21 October 2014, Fam Island, Raja Ampat, Indonesia
Amanda and Sue spent hours snorkeling
Dear Friends and Family,
We're currently anchored off Fam Island, one of the very few anchorages in Raja Ampat that's only 30' deep over clear sand (most anchorages here are very deep or coral covered). As soon as we anchored, we all went snorkeling on the reef that surrounds us. Sue and Amanda stayed in for 2 hours, chasing fish with their underwater cameras.
This place is really beautiful. As I write this (late afternoon) the setting sun is casting glowing orange light on the bright green palms ashore. Waves play gently with the soft sand beach. The water is swimming‑pool clear and so warm that we can stay in indefinitely. Colorful parrots fly between the trees, squawking continuously as they always do. There are no people around and not even any lights at night except the stars. Idyllic...
Fair winds and calm seas -- Jon, Sue and Amanda Hacking
8 November 2014, near Sorong, Indonesia
Ocelot in Cockatoo Bay, Salawati. Hear the birds!
Dear Friends and Family,
Indonesia continues to amaze us with its beauty both above and below water. Since dropping off Amanda in Sorong at the end of October, we returned to the big jungle‑clad islands to the west, this time exploring the north coast of Salawati. Thanks to our new navigational friend, Google Earth, and the images we've downloaded, we found a bit of paradise inside a reef system where we could anchor in a pond of water only 50' (17m) deep, on sand. Ashore the bird calls were wild and wonderful. Each morning and evening we were serenaded with hoots, toots, moans, melodies, squawks, screeches, and trills. Because most of the screeching came from sulfur‑crested cockatoos, we named the bay Cockatoo Bay.
Further to the west we anchored off a small village and Sue's struggling Bahasa Indonsesia resulted in a 5am hike into the jungle. The goal was to find the King Bird of Paradise, but it was a misty/drizzly morning and the birds were all tucked up in their leafy retreats. One highlight was to be overflown by a small flock of Blythe's Hornbills that sound like feathery helicopters whirring by. Truly a unique sound, but we wonder what evolutionary advantage there is to such loud flight.

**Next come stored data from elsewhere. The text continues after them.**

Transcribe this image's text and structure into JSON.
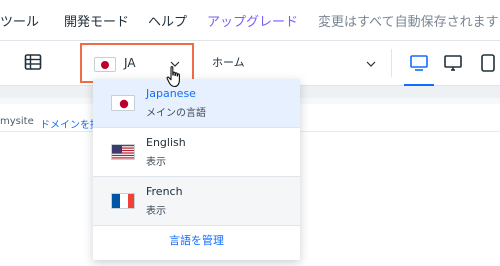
{
  "menubar": {
    "items": [
      {
        "label": "ツール"
      },
      {
        "label": "開発モード"
      },
      {
        "label": "ヘルプ"
      },
      {
        "label": "アップグレード"
      }
    ],
    "status": "変更はすべて自動保存されます"
  },
  "toolbar": {
    "language_code": "JA",
    "page": "ホーム"
  },
  "url": {
    "site": "mysite",
    "link": "ドメインを接"
  },
  "dropdown": {
    "options": [
      {
        "name": "Japanese",
        "subtitle": "メインの言語",
        "flag": "japan-flag"
      },
      {
        "name": "English",
        "subtitle": "表示",
        "flag": "usa-flag"
      },
      {
        "name": "French",
        "subtitle": "表示",
        "flag": "france-flag"
      }
    ],
    "manage_label": "言語を管理"
  },
  "colors": {
    "accent": "#116dff",
    "upgrade": "#7c5cf5",
    "highlight_border": "#f26b47"
  }
}
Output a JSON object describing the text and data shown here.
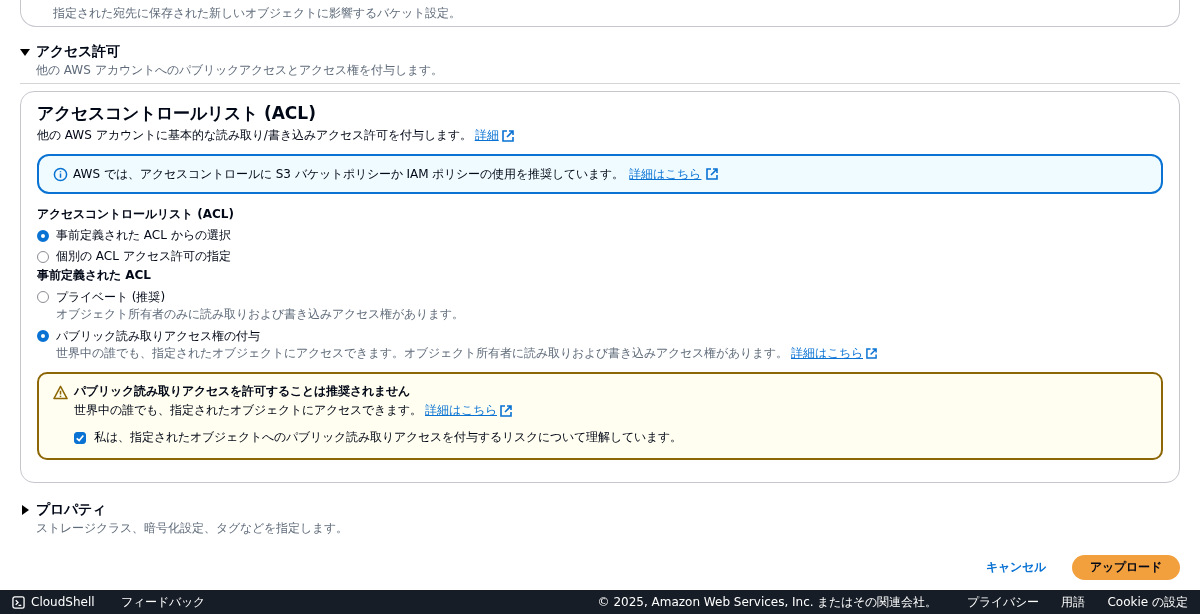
{
  "top_card": {
    "description": "指定された宛先に保存された新しいオブジェクトに影響するバケット設定。"
  },
  "permissions": {
    "title": "アクセス許可",
    "description": "他の AWS アカウントへのパブリックアクセスとアクセス権を付与します。",
    "expanded": true
  },
  "acl": {
    "title": "アクセスコントロールリスト (ACL)",
    "description": "他の AWS アカウントに基本的な読み取り/書き込みアクセス許可を付与します。",
    "link": "詳細",
    "info": {
      "text": "AWS では、アクセスコントロールに S3 バケットポリシーか IAM ポリシーの使用を推奨しています。",
      "link": "詳細はこちら"
    },
    "group_label": "アクセスコントロールリスト (ACL)",
    "modes": [
      {
        "label": "事前定義された ACL からの選択",
        "selected": true
      },
      {
        "label": "個別の ACL アクセス許可の指定",
        "selected": false
      }
    ],
    "predefined_label": "事前定義された ACL",
    "predefined": [
      {
        "label": "プライベート (推奨)",
        "description": "オブジェクト所有者のみに読み取りおよび書き込みアクセス権があります。",
        "selected": false
      },
      {
        "label": "パブリック読み取りアクセス権の付与",
        "description": "世界中の誰でも、指定されたオブジェクトにアクセスできます。オブジェクト所有者に読み取りおよび書き込みアクセス権があります。",
        "link": "詳細はこちら",
        "selected": true
      }
    ],
    "warning": {
      "title": "パブリック読み取りアクセスを許可することは推奨されません",
      "text": "世界中の誰でも、指定されたオブジェクトにアクセスできます。",
      "link": "詳細はこちら",
      "acknowledge": {
        "label": "私は、指定されたオブジェクトへのパブリック読み取りアクセスを付与するリスクについて理解しています。",
        "checked": true
      }
    }
  },
  "properties": {
    "title": "プロパティ",
    "description": "ストレージクラス、暗号化設定、タグなどを指定します。",
    "expanded": false
  },
  "actions": {
    "cancel": "キャンセル",
    "upload": "アップロード"
  },
  "footer": {
    "cloudshell": "CloudShell",
    "feedback": "フィードバック",
    "copyright": "© 2025, Amazon Web Services, Inc. またはその関連会社。",
    "links": [
      "プライバシー",
      "用語",
      "Cookie の設定"
    ]
  }
}
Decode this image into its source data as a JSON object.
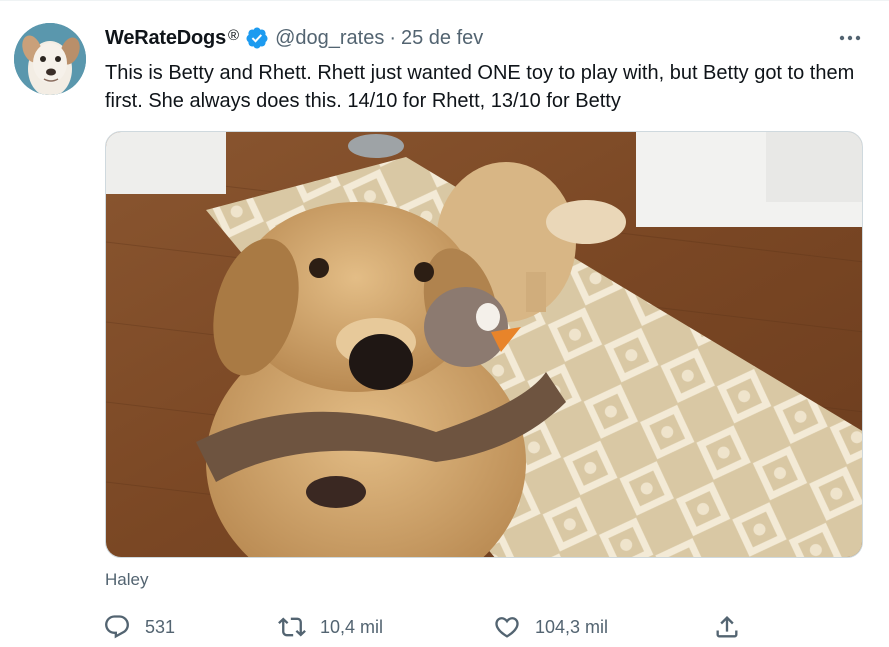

Curious kids on the dock, Salawati village
A couple of cruising families we knew from Thailand/Langkawi sailed in, so we've had some good gatherings. We're now headed back to Sorong, the administrative center of this corner of Papua, where we have to attend to filling propane bottles, renewing our visas yet again, and provisioning for more weeks in the tropical wilderness.
Where to next? Well, that's a very good question. Could be north to Palau (but our weather files are showing north winds there now), east over Papua New Guinea then north and west to Palau (riding light but fair winds, but that's a LONG trip), south to East Timor then east and north to Malaysia again, or NE to the Philippines. Next time we write, we may actually know what we're doing!
Meanwhile, there's lots more to see and do here in Raja Ampat. Sue's been racking up at least 2 new reef fish species each snorkel or dive so that continues to be entertaining and educational.
Fishing boat chaos in Sorong harbor
Ocelot's new downwind sail, called a screecher, was inaugurated while Amanda was on board, so we now have more light wind sailing options. Ocelot is thriving and we're all so happy for all the hard work and TLC she got up in Phuket.